Make the most of this summer because it could be your last decent one: winter is coming as the planet enters the most devastating cooling period since the 65-year Maunder Minimum of the 17th and early 18th centuries.

This is the dire forecast of Professor Valentina Zharkova, a solar physicist at Northumbria University, who has based her prediction on sun spot activity – known to be a significant driver of global climate – which is currently very low and likely to get even lower during the next three solar cycles.

She has spoken about her research and her battle to get it taken seriously by the climate establishment in an interview with the Global Warming Policy Forum. You can see it in this short film.

According to Professor Zharkova:

We will see it from 2020 to 2053, when the three next cycles will be very reduced magnetic field of the sun. Basically what happens is these two waves, they separate into the opposite hemispheres and they will not be interacting with each other, which means that resulting magnetic field will drop dramatically nearly to zero. And this will be a similar conditions like in Maunder Minimum.

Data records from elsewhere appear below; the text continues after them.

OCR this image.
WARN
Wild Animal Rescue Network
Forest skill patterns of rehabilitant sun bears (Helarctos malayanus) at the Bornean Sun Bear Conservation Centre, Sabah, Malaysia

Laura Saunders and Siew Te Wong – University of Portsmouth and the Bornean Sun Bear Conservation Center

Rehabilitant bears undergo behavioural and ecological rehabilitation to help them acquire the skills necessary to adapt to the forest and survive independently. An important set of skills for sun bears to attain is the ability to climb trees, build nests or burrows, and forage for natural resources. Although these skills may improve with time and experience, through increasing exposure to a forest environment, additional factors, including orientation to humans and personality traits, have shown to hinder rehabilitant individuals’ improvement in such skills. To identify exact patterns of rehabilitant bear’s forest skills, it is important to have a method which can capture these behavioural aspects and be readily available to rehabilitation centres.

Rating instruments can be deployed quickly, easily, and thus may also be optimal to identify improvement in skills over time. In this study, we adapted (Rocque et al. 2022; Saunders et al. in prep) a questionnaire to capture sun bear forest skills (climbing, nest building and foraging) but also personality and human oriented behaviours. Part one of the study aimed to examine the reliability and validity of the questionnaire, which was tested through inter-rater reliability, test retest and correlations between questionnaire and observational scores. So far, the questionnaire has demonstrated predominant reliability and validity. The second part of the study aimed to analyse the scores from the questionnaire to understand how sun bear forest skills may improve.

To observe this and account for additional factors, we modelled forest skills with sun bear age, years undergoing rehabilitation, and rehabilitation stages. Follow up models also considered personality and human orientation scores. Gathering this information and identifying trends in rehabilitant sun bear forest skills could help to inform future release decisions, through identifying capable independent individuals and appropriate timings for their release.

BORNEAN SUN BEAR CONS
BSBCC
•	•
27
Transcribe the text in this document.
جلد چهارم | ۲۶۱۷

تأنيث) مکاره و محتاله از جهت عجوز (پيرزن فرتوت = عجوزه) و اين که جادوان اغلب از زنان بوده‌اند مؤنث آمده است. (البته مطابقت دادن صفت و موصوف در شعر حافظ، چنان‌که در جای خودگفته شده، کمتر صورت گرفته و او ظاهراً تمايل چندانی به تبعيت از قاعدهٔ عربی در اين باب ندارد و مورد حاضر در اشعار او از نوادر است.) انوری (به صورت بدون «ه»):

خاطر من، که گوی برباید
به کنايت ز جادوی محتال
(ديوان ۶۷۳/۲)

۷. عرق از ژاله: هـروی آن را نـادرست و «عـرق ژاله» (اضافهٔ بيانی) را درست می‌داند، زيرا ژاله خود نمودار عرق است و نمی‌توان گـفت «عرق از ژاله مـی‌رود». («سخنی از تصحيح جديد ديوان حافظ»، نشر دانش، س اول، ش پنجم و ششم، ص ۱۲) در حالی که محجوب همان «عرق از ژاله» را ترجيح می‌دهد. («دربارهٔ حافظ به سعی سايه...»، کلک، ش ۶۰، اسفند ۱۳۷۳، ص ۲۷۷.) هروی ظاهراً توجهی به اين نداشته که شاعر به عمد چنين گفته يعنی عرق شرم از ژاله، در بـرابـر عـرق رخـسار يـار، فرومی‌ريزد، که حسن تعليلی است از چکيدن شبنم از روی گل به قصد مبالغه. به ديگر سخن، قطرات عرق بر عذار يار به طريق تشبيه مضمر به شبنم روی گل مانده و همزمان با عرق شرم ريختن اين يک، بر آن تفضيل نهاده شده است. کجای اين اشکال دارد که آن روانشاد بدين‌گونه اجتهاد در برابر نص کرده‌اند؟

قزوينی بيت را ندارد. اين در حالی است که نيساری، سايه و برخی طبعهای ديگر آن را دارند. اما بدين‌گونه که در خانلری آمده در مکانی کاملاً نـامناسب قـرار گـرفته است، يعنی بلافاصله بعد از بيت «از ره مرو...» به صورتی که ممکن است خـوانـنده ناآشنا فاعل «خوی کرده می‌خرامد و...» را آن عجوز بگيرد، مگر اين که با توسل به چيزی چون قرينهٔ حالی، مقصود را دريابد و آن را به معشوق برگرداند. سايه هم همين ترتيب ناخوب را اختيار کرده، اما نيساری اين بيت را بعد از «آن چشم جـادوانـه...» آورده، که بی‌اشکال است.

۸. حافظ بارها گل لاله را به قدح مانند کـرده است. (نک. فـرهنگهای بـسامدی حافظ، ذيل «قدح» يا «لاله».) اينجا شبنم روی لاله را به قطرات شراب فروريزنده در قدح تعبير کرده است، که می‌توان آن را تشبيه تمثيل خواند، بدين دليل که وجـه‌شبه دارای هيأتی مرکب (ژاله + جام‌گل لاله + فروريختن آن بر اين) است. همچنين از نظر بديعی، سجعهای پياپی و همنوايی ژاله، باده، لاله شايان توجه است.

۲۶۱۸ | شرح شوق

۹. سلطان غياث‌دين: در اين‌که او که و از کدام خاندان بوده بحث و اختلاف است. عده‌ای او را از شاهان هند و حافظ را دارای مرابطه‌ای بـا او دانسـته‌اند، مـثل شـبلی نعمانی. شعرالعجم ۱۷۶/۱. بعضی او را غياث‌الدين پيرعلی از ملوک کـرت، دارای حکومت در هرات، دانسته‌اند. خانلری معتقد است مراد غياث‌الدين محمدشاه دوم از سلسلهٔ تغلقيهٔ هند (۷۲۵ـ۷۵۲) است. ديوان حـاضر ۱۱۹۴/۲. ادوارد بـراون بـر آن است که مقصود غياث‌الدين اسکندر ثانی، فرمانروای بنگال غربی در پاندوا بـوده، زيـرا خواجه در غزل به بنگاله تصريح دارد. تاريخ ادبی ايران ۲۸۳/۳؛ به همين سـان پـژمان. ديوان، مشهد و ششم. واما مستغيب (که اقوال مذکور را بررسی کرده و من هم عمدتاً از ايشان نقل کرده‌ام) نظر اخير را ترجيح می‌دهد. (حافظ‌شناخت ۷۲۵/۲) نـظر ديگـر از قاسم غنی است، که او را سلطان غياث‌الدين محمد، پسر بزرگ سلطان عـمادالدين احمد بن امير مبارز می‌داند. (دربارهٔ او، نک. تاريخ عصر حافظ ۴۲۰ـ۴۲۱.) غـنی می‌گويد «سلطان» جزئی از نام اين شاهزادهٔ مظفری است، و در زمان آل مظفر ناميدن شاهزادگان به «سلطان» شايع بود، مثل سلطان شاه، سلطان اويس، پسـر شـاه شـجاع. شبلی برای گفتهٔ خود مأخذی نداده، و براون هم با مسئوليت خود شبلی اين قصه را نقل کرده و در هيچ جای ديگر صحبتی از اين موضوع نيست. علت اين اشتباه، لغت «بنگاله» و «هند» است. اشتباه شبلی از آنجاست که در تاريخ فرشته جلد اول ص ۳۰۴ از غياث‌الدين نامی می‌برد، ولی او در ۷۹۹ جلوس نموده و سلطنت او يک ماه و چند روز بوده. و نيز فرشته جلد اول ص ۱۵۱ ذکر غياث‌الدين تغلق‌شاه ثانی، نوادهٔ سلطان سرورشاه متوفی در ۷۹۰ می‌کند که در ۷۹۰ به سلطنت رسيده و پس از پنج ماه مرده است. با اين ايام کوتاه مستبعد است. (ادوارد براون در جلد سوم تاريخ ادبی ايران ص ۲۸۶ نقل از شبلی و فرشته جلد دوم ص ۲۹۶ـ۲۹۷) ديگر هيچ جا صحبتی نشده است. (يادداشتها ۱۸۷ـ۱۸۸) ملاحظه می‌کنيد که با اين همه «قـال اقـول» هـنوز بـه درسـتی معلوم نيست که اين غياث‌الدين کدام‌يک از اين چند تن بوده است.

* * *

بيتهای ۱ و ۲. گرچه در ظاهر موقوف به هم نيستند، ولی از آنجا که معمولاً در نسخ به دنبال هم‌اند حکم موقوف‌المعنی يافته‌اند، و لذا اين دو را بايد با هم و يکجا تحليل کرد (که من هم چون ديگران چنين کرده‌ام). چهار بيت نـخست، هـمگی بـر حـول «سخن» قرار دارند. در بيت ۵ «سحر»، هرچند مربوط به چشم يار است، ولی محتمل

What will happen to the Earth remains to be seen and predicted because nobody has developed any program or any models of terrestrial response – they are based on this period when the sun has maximum activity — when the sun has these nice fluctuations, and its magnetic field [is] very strong. But we’re approaching to the stage when the magnetic field of the sun is going to be very, very small.

The Maunder Minimum occurred during the depths of the Little Ice Age, a period of feeble summers and bitingly cold winters, war, pestilence and famine. It wasn’t all bad: rivers like the Thames in London froze so thickly they could accommodate Ice Fairs; and it’s said that the slow tree growth induced by the cold gave the wood in Stradivarius violins their special timbre. On the whole, though, a descent into a new mini Ice Age would be massively debilitating both to the global economy and people’s living standards. Since the Little Ice Age ended in the middle of the Nineteenth century, we have all got used to the comforts and agricultural advantages (such as being able to grow wheat in more northerly latitudes) of living through a period of global warming. A second Little Ice Age will come as a very nasty shock.